Background: Investigate immunoregulation and anti-tumor immunity of FoxP3(+)Tregs after treatment with rapamycin (RAPA/SRL) plus thymalfasin (Zadaxin) and Huaier extract (PS-T) in a hepatocellular carcinoma (HCC) rat model simulating HCC relapse after liver transplant (LT).Methods: We successfully established a rat model simulating HCC relapse after LT using an optimized chemical induction method with TACROLIMUS, methylprednisolone, and diethylnitrosamine as identified by visible liver nodules and hematoxylin-eosin staining.
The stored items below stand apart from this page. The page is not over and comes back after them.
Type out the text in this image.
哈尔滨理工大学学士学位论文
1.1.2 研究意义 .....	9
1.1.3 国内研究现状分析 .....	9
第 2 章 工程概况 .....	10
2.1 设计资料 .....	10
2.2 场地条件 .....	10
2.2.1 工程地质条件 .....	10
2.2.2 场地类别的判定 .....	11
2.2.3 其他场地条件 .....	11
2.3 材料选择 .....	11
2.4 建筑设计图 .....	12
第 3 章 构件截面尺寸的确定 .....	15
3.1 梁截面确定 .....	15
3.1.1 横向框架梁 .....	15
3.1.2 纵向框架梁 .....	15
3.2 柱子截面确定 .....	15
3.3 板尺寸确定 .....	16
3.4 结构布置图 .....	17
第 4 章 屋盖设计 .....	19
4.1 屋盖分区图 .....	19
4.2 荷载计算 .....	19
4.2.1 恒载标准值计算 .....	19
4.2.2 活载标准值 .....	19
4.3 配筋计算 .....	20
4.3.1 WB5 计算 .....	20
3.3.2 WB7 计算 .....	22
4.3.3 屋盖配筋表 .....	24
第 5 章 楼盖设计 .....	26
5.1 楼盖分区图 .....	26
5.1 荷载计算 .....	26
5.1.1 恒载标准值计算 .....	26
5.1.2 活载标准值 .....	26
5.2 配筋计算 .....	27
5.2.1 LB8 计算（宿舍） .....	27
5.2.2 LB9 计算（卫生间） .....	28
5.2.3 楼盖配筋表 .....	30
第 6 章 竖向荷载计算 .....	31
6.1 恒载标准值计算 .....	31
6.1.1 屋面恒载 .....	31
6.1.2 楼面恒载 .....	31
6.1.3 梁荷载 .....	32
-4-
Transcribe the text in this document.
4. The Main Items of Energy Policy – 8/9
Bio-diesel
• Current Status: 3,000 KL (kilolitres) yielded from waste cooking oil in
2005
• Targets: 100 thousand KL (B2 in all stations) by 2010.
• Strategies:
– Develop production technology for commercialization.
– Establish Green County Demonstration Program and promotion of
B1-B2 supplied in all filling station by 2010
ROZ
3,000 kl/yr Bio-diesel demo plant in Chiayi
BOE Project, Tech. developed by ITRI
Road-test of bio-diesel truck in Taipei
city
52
The model rats were then treated with RAPA, Zadaxin, and PS-T. Immune status changes were analyzed by flow cytometry, and protein expression of Akt and mTOR was determined by western blotting. Cytokines were measured by ELISAs.Results: Combined therapy by RAPA plus Zadaxin and PS-T obviously alleviated hepatic pathological changes and significantly decreased the levels of FoxP3(+)Tregs in peripheral blood, the spleen, and the liver (P< 0.05) and expression of mTOR protein (P<0.01) in the liver, obviously improved survival time (P=0.02). Moreover, the levels of CD8(+)T cells were increased significantly to almost normal levels (P<0.05) in comparison with no SRL monotherapy protocols. Inhibitory cytokines were also decreased in accordance with FoxP3(+)Tregs. Significant decreases of IL-10 and TGF-beta were observed after SRL-based therapy (P<0.01) in comparison with the other groups. Serum alpha fetoprotein (AFP) and vascular endothelial growth factor (VEGF) levels were also decreased significantly (P<0.05). FoxP3(+)Tregs showed a negative correlation with CD8(+) and CD4(+)/CD8(+)T cells and a positive correlation with AFP, and VEGF (P<0.05).Conclusions: SRL-based therapy reduces FoxP3(+)Tregs to decrease secreted inhibitory cytokines which may enhancement the viability and number of CD8(+)T cells to exert anti-tumor effects that are mainly mediated through the AKT-mTOR signaling pathway.